José M. Cecilia received his B.S. degree in Computer Science from the Univ. of Murcia (Spain, 2005), his M.S. degree in Computer Science from the University of Cranfield (United Kingdom, 2007), and his Ph.D. degree in Computer Science from the University of Murcia (Spain, 2011).

Dr. Cecilia was predoctoral researcher at Manchester Metropolitan University (United Kingdom, 2010), supported by a collaboration grant from the European Network of Excellence on High Performance and Embedded Architecture and Compilation (HiPEAC). He has published several papers in international peer-reviewed journals and

conferences. His research interest includes heterogeneous architecture as well as bio-inspired algorithms for evaluating the newest frontiers of computing.



José M. García received an M.S. degree in Electrical Engineering and a Ph.D. degree in Computer Engineering from the Technical University of Valencia (Valencia, Spain). He is a professor of Computer Architecture at the Department of Computer Engineering, and also the Head of the Research Group on Parallel Computer Architecture. Prof. García is currently serving as the Dean of the School of Computer Science at the University of Murcia (Spain). He has developed several courses on Computer Structure, Peripheral Devices, Computer Architecture, Parallel Computer Architecture and Multicomputer Design. He specializes in

Computer Architecture, Parallel Processing and Interconnection Networks. His current research interests lie in the design of power-efficient heterogeneous systems, and the development of data-intensive applications for those systems (especially bioinspired evolutionary algorithms, and bioinformatics apps for new drug discovery). He has published more than 130 refereed papers in different journals and conferences in these fields. Prof. García is a member of the HiPEAC, the European Network of Excellence on High Performance and Embedded Architecture and Compilation. He is also a member of several international associations such as the IEEE and ACM.



Andy Nisbet completed his B.Sc. degree in Physics with Electronic Engineering and his Ph.D. in Electrical and Electronic Engineering from the Manchester University, UK in 1988 and 1993 respectively. From 1993–1999, he was a postdoctoral researcher in the Centre for Novel Computing at the Manchester University, and was a lecturer in Computer Science at the Trinity College Dublin, Ireland from 1999–2004 until he joined the Manchester Metropolitan University, UK as a senior lecturer.



**Martyn Amos** received his B.Sc. degree in Computer Science from Coventry University (UK, 1993) and his Ph.D. in DNA computation from the University of Warwick (UK, 1997).
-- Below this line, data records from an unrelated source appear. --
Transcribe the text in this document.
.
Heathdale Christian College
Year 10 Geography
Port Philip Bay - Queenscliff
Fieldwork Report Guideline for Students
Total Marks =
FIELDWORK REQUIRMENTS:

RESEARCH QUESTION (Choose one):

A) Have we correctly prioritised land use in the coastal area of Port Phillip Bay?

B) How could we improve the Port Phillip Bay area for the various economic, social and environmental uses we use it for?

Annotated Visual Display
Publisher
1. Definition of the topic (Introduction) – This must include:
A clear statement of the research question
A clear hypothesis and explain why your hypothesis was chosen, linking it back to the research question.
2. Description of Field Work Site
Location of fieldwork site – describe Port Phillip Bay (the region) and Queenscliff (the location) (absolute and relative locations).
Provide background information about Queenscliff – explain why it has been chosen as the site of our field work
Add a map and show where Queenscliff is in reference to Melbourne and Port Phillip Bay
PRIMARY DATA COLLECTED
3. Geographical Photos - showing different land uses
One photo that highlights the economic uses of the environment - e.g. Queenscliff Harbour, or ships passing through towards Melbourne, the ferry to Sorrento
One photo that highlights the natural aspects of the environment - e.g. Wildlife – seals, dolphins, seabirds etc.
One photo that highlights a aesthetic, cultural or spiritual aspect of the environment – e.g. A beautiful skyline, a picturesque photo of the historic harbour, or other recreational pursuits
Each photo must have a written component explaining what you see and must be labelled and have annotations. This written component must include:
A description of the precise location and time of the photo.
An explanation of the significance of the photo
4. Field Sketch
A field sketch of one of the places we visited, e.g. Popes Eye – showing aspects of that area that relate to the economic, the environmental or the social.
He was then awarded a Leverhulme Fellowship, before holding permanent academic positions at the Universities of Liverpool and Exeter. He moved to Manchester in 2006, where he is now a Reader in Novel Computation. His research interests include synthetic biology, nature-inspired algorithms, and agent-based simulation. He is the principal investigator for the EU-funded BACTOCOM and COBRA projects, and also works

extensively on public engagement with science and engineering.



**Manuel Ujaldón** received his B.S. degree in Computer Science from the Univ. of Granada (Spain, 1991) and his M.S. and Ph.D. degrees in Computer Science from the Univ. of Malaga (Spain, 1993 and 1996). During 1994 and 1995 he was a Research Assistant in the Computer Architecture Dept. at the Univ. of Malaga, where he became an Assistant Professor in 1996 and an Associate Professor in 1999.

Dr. Ujaldón was a predoctoral and postdoctoral researcher at the Computer Science Dept. of the University of Maryland (USA, 1994, 1996–97), visiting researcher at Biomedical Informatics Dept, of the Ohio State University

(USA, 2003–08), and Conjoint Senior Lecturer at the School of Electrical Engineering and Computer Science of the University of Newcastle (Australia, 2012–14). He has published 8 books on computer architecture and more than 70 refereed papers, which have been referenced more than 500 times according to Google Scholar. His research interest includes many-core architectures and CUDA programming

for running biomedical and image processing applications on GPUs.